Dermatite Atópica moderada a grave: novos tratamentos são seguros e eficazes, mas não chegam a todos
Embora tenha um enorme impacto socioeconómico, afetando não só a qualidade de vida dos doentes, mas apresentado implicações até a nível laboral, o que explica que a Dermatite Atópica continue a ser subvalorizada?
Podemos identificar vários motivos. Em primeiro lugar, o facto de ser frequentemente catalogada como “apenas uma doença de pele”, o que conota uma valorização meramente estética, quando na verdade é uma doença associada a vários sintomas debilitantes e impacto multidimensional na qualidade de vida da pessoa que sofre. Em segundo lugar, a prevalência significativamente mais baixa das formas graves comparativamente às formas ligeiras. Infelizmente, uma proporção não desprezível de crianças e adolescentes com dermatite atópica, e uma grande proporção de adultos, sofre de formas moderadas e graves da doença, que não devem ser comparadas às formas mais ligeiras, felizmente bastante mais comuns e facilmente tratáveis, muitas vezes conhecidas pela sociedade por termos como “pele atópica”. Em terceiro, a mensagem, que hoje se sabe muitas vezes incorreta, que a doença “vai passar com a idade”, traduzindo algo transitório e não uma doença que vai acompanhar a vida e que vai influenciar, negativamente, uma boa parte das decisões do dia a dia (como o que vestir, se vai à praia ou não, se pode fazer determinado trabalho ou não para não). Na verdade, muitos doentes vão ter doença toda a vida ou estão em risco que a doença volte a surgir, de novo, na idade adulta.
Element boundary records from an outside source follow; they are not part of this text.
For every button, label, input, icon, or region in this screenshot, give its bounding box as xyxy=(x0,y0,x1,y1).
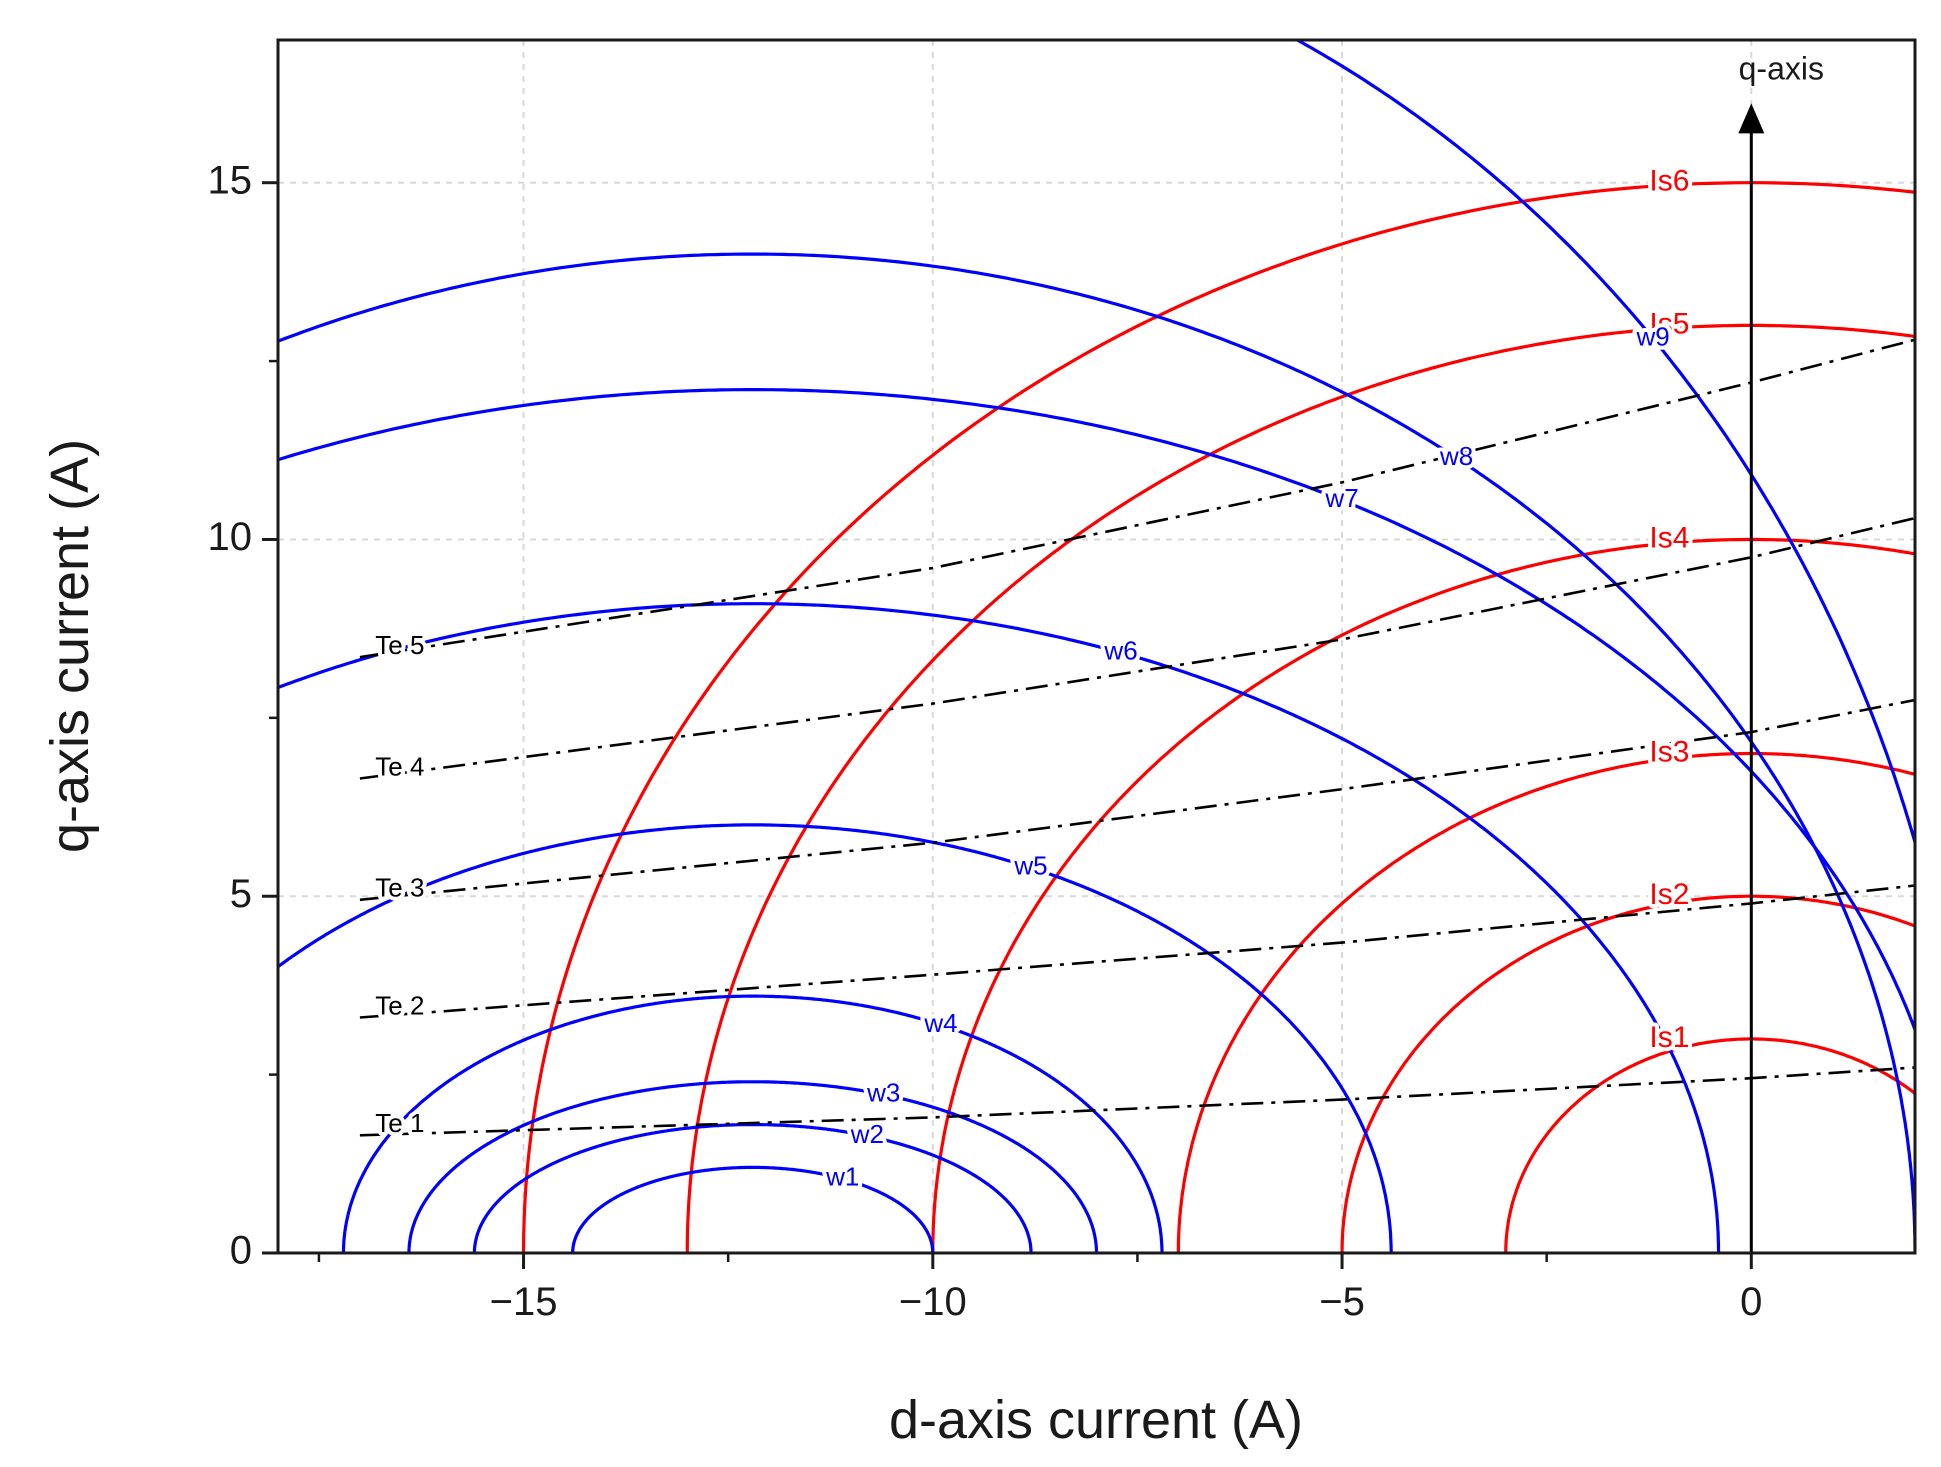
y-axis-title: q-axis current (A) xyxy=(40,439,100,853)
current-circle-is3 xyxy=(1178,754,1941,1254)
current-circle-label: Is1 xyxy=(1649,1021,1689,1054)
voltage-ellipse-w6 xyxy=(0,604,1719,1253)
x-axis-title: d-axis current (A) xyxy=(889,1390,1303,1450)
voltage-ellipse-label: w1 xyxy=(825,1162,859,1192)
voltage-ellipse-w5 xyxy=(114,825,1391,1253)
voltage-ellipse-label: w2 xyxy=(850,1119,884,1149)
torque-curve-label: Te 1 xyxy=(375,1108,424,1138)
torque-curve-label: Te 4 xyxy=(375,751,424,781)
current-circle-label: Is2 xyxy=(1649,878,1689,911)
current-circle-is2 xyxy=(1342,896,1941,1253)
y-tick-label: 15 xyxy=(208,158,253,202)
voltage-ellipse-label: w8 xyxy=(1439,441,1473,471)
voltage-ellipse-label: w3 xyxy=(866,1078,900,1108)
voltage-ellipse-label: w6 xyxy=(1103,636,1137,666)
x-tick-label: 0 xyxy=(1740,1280,1762,1324)
torque-curve-label: Te 3 xyxy=(375,873,424,903)
y-tick-label: 10 xyxy=(208,515,253,559)
voltage-ellipse-label: w9 xyxy=(1635,321,1669,351)
voltage-ellipse-label: w4 xyxy=(923,1008,957,1038)
voltage-ellipse-w1 xyxy=(573,1167,933,1253)
voltage-ellipse-w2 xyxy=(474,1125,1031,1253)
x-tick-label: −15 xyxy=(490,1280,558,1324)
torque-curve-3 xyxy=(360,700,1915,900)
current-circle-label: Is3 xyxy=(1649,735,1689,768)
torque-curve-5 xyxy=(360,340,1915,658)
y-tick-label: 0 xyxy=(230,1229,252,1273)
q-axis-arrow-label: q-axis xyxy=(1739,50,1824,86)
torque-curve-label: Te 2 xyxy=(375,990,424,1020)
voltage-ellipse-label: w7 xyxy=(1324,483,1358,513)
voltage-ellipse-w7 xyxy=(0,390,1941,1253)
x-tick-label: −5 xyxy=(1319,1280,1365,1324)
q-axis-arrowhead xyxy=(1738,103,1764,133)
torque-curve-label: Te 5 xyxy=(375,630,424,660)
current-circle-is5 xyxy=(687,325,1941,1253)
voltage-ellipse-label: w5 xyxy=(1013,851,1047,881)
current-circle-label: Is6 xyxy=(1649,165,1689,198)
y-tick-label: 5 xyxy=(230,872,252,916)
voltage-ellipse-w8 xyxy=(0,254,1915,1253)
current-circle-label: Is4 xyxy=(1649,521,1689,554)
x-tick-label: −10 xyxy=(899,1280,967,1324)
Para sensibilizar a população para uma doença que se estima que afete 4,4 milhões de europeus, peço-lhe que nos explique que patologia é esta? Quais as suas causas e quais a principais manifestações clínicas?
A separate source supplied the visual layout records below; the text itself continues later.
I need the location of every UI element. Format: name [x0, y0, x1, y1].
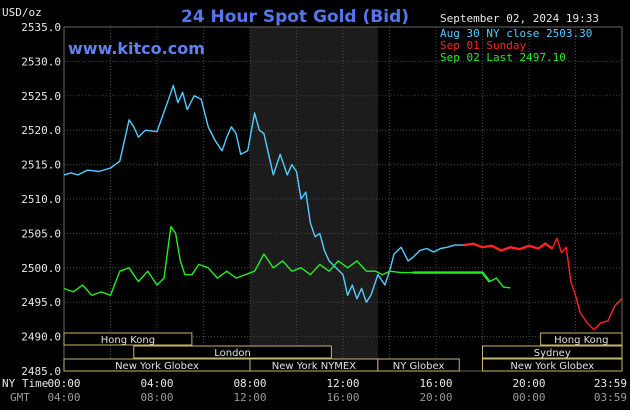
x-tick-label-ny: 00:00	[47, 377, 80, 390]
x-tick-label-ny: 23:59	[594, 377, 627, 390]
session-bar	[377, 358, 460, 372]
session-bar	[133, 345, 332, 359]
series-sep02-line-flat	[412, 271, 491, 283]
legend-item-sep02: Sep 02 Last 2497.10	[440, 51, 566, 64]
x-tick-label-gmt: 04:00	[47, 391, 80, 404]
session-label: Hong Kong	[554, 335, 608, 346]
y-tick-label: 2490.0	[21, 331, 61, 344]
y-tick-label: 2510.0	[21, 193, 61, 206]
chart-timestamp: September 02, 2024 19:33	[440, 12, 599, 25]
y-tick-label: 2520.0	[21, 124, 61, 137]
site-watermark: www.kitco.com	[68, 39, 205, 58]
y-tick-label: 2535.0	[21, 21, 61, 34]
gmt-label: GMT	[10, 391, 30, 404]
series-aug30-line	[63, 84, 464, 303]
session-bar	[63, 332, 193, 346]
legend-item-sep01: Sep 01 Sunday	[440, 39, 526, 52]
session-label: Hong Kong	[101, 335, 155, 346]
session-bar	[482, 345, 623, 359]
session-label: New York Globex	[510, 361, 594, 372]
y-tick-label: 2500.0	[21, 262, 61, 275]
x-tick-label-ny: 20:00	[512, 377, 545, 390]
y-tick-label: 2505.0	[21, 227, 61, 240]
x-tick-label-gmt: 00:00	[512, 391, 545, 404]
session-bars: Hong Kong London New York Globex New York N…	[63, 332, 623, 372]
x-tick-label-ny: 16:00	[419, 377, 452, 390]
x-tick-label-ny: 12:00	[326, 377, 359, 390]
session-label: New York NYMEX	[272, 361, 357, 372]
x-tick-label-gmt: 08:00	[140, 391, 173, 404]
ny-time-label: NY Time	[2, 377, 48, 390]
series-layer	[63, 84, 623, 331]
legend-item-aug30: Aug 30 NY close 2503.30	[440, 27, 592, 40]
x-tick-label-ny: 04:00	[140, 377, 173, 390]
x-tick-label-gmt: 03:59	[594, 391, 627, 404]
y-tick-label: 2530.0	[21, 55, 61, 68]
y-tick-label: 2485.0	[21, 365, 61, 378]
y-tick-label: 2525.0	[21, 90, 61, 103]
series-sep01-line-flat	[463, 242, 553, 252]
session-label: NY Globex	[393, 361, 445, 372]
x-tick-labels: 00:00 04:00 08:00 12:00 16:00 20:00 23:5904:00…	[47, 377, 627, 404]
session-bar	[482, 358, 623, 372]
x-tick-label-gmt: 20:00	[419, 391, 452, 404]
x-tick-label-gmt: 12:00	[233, 391, 266, 404]
y-tick-label: 2515.0	[21, 159, 61, 172]
y-tick-label: 2495.0	[21, 296, 61, 309]
session-label: London	[214, 348, 251, 359]
legend: Aug 30 NY close 2503.30 Sep 01 Sunday Se…	[440, 27, 592, 64]
session-label: New York Globex	[115, 361, 199, 372]
y-tick-labels: 2485.0 2490.0 2495.0 2500.0 2505.0 2510.0 2515…	[21, 21, 61, 378]
grid-layer	[63, 26, 623, 372]
x-tick-label-gmt: 16:00	[326, 391, 359, 404]
y-axis-unit: USD/oz	[2, 6, 42, 19]
chart-title: 24 Hour Spot Gold (Bid)	[181, 7, 409, 27]
x-tick-label-ny: 08:00	[233, 377, 266, 390]
session-label: Sydney	[534, 348, 571, 359]
session-bar	[540, 332, 623, 346]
A dermatite atópica é uma das doenças inflamatórias crónicas de pele mais comuns. É uma doença que não têm uma causa única, pelo contrário, é multifatorial, e é comum haver antecedentes familiares de dermatite atópica, rinite alérgica ou asma. Sumariamente, na Dermatite Atópica temos:
1. uma pele com falência de barreira (é como se faltasse o cimento que une os tijolos desse “muro” que é a pele, que nos deve proteger do exterior);
2. um sistema imunitário excessivamente reativo, perpetuando uma inflamação crónica e
3. um microbioma da pele alterado que contribui para agravar a inflamação e a disfunção de barreira.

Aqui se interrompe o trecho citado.